Ini bertolak belakang dengan civil code yang menjadi ciri khas negara modern. Civil code hanya mengenal satu produk hukum. Dengan kata lain, civil code bersifat absolutis. Civil code tidak memberikan kebebasan bagi subjek hukum untuk memilih referensi hukum. Sebagai penduduk sementara di Amerika misalnya, saya tidak bisa memilih untuk mengikuti sistem hukum yang dicanangkan oleh Thomas Jefferson dan menolak sistem hukum ala George Washington karena pluralitas hukum itu sendiri tidak ada.
Berbeda dengan sistem hukum Islam pra modern, orang bisa memilih menjadi Hanafi, Maliki, Syafii, Hanbali, atau mazhab lainnya. Institusi pengadilan akan memperlakukan subjek hukum sesuai dengan mazhab yang ia ikuti. Dalam konsep negara modern, bertentangan dengan sistem hukum resmi negara bisa mendapatkan konsekwensi serius, diantaranya dianggap membangkang dan pendisiplinan.
Konsekwensi paling signifikan adalah warga negara tidak bisa mendapatkan hak-hak kewarganegaraannya jika ia bertentengan dengan sistem hukum negara. Khaled mengutip Jacques Rousseau, seorang filosof Perancis yang mengarsiteki lahirnya konsep negara bangsa dan hidup di zaman pencerahan Eropa. Rousseau menyatakan bahwa individu atau unit apapun dalam masyarakat yang tidak sejalan dengan kehendak negara (hukum sipil) maka ia disebut heretic dan outcast.
Selain bersifat plural, sifat dasar lain hukum Islam lainnya adalah kemampuan untuk mengakomodir kebutuhan lokal. Sifat ini dimanifestasikan dalam konsep al-urf/custom (adat) dalam teori hukum Islam (Usul Fikih). Semua mazhab fikih klasik menggunakan konsep ini dalam determinasi hukum.

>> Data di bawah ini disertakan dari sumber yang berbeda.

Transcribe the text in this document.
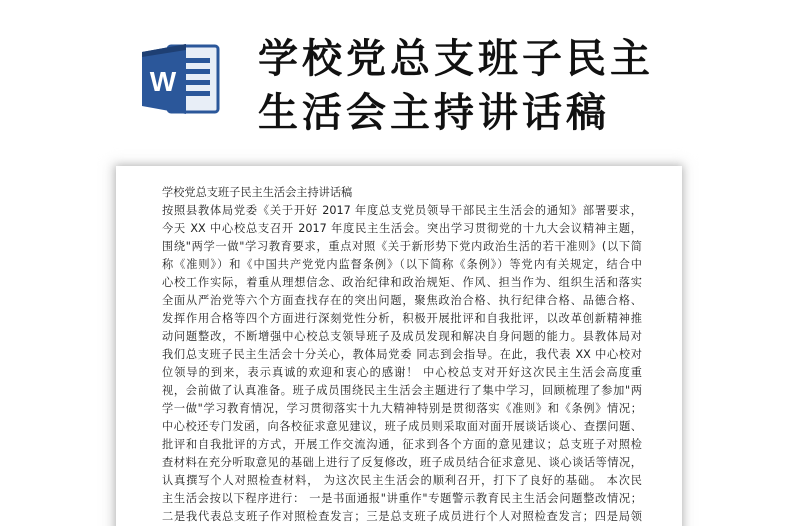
W 学校党总支班子民主
生活会主持讲话稿
学校党总支班子民主生活会主持讲话稿
按照县教体局党委《关于开好 2017 年度总支党员领导干部民主生活会的通知》部署要求，
今天 XX 中心校总支召开 2017 年度民主生活会。突出学习贯彻党的十九大会议精神主题，
围绕"两学一做"学习教育要求，重点对照《关于新形势下党内政治生活的若干准则》(以下简
称《准则》）和《中国共产党党内监督条例》（以下简称《条例》）等党内有关规定，结合中
心校工作实际，着重从理想信念、政治纪律和政治规矩、作风、担当作为、组织生活和落实
全面从严治党等六个方面查找存在的突出问题，聚焦政治合格、执行纪律合格、品德合格、
发挥作用合格等四个方面进行深刻党性分析，积极开展批评和自我批评，以改革创新精神推
动问题整改，不断增强中心校总支领导班子及成员发现和解决自身问题的能力。县教体局对
我们总支班子民主生活会十分关心，教体局党委 同志到会指导。在此，我代表 XX 中心校对
位领导的到来，表示真诚的欢迎和衷心的感谢！ 中心校总支对开好这次民主生活会高度重
视，会前做了认真准备。班子成员围绕民主生活会主题进行了集中学习，回顾梳理了参加"两
学一做"学习教育情况，学习贯彻落实十九大精神特别是贯彻落实《准则》和《条例》情况；
中心校还专门发函，向各校征求意见建议，班子成员则采取面对面开展谈话谈心、查摆问题、
批评和自我批评的方式，开展工作交流沟通，征求到各个方面的意见建议；总支班子对照检
查材料在充分听取意见的基础上进行了反复修改，班子成员结合征求意见、谈心谈话等情况，
认真撰写个人对照检查材料， 为这次民主生活会的顺利召开，打下了良好的基础。 本次民
主生活会按以下程序进行： 一是书面通报"讲重作"专题警示教育民主生活会问题整改情况；
二是我代表总支班子作对照检查发言；三是总支班子成员进行个人对照检查发言；四是局领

Khaled menyebut bahwa Ibnu Abidin dari mazhab Hanafi adalah ahli hukum yang paling sukses dan sistematis mengintegrasikan konsep urf sebagai sumber hukum dalam sistem hukum Islam dalam bukunya Nasyr al-‘Urf fi Bina’ Ba‘d al-Ahkam ‘ala al-‘Urf. Mengenai akomodasi terhadap sistem adat, tidak jarang dalam kitab-kitab fikih klasik, khususnya dalam bab yang membahas tentang al-mukhasamat wal munazaat (persengkataan dan perselisihan), sering ditemukan para hakim justru lebih mendorong litigants (pihak yang berperkara) untuk merujuk kepada sesepuh di komunitas masing-masing (dulu disebut al-mukhtar, ‘umda, atau Syaikh al-Hara).
Resolusi konflik melalui arbitrase komunal, kata Khaled, tidak saja berimplikasi pada fleksibilitas hukum, tapi juga menciptakan dan mendorong lahirnya harmoni sosial.
Runtuhnya Institusi Keulamaan
Implikasi lain dari kodifikasi hukum adalah runtuhnya peran dan wibawa institusi keulamaan. Kodifikasi hukum di satu sisi memperkuat posisi negara, tapi di sisi lain memperlemah peran tokoh masyarakat (ulama), dan menciptakan ketergantungan masyarakat pada negara.
Dengan kodifikasi, kekuasan menjadi tersentralisasi pada negara. Khaled bahkan mengatakan kuasa negara seperti kuasa Tuhan. Padahal dalam konsepsi hukum Islam pre-modernity, otoritas tertinggi atau sovereignty (kedaulatan) ada di tangan Tuhan yang diterjemahkan oleh institusi ulama atau ahli hukum. Merekalah yang memainkan peran merumuskan norma di tengah masyarakat dengan menggunakan perangkat interpretasi Usul Fikih.
Dalam paradigma tata kelola pemerintah pra modern (paradigm of Islamic governance pre modernity), para ahli hukum (fukaha) membatasi ruang gerak negara hanya sebagai otoritas pelaksana hukum Tuhan yang lahir dari interpretasi institusi keulamaan.
Dengan demikian, peran eksekutif dan administratif yang dimainkan oleh sultan, khalifah, amir atau siapapun pemimpin di zaman pra modern jauh lebih minimalis dibandingkan dengan peran negara atau penguasa di zaman modern. Ketika kodifikasi dilakukan, maka secara otomatis, para ahli hukum (fukaha) tidak lagi independen, tetapi menjadi terkooptasi oleh negara. Selain itu hal yang tidak disadari oleh pendukung kodifikasi adalah mereka sebenarnya gagal memahami watak dasar sistem negara bangsa yang mudah sekali untuk dikorupsi (the modern state is inherently corrupted by power).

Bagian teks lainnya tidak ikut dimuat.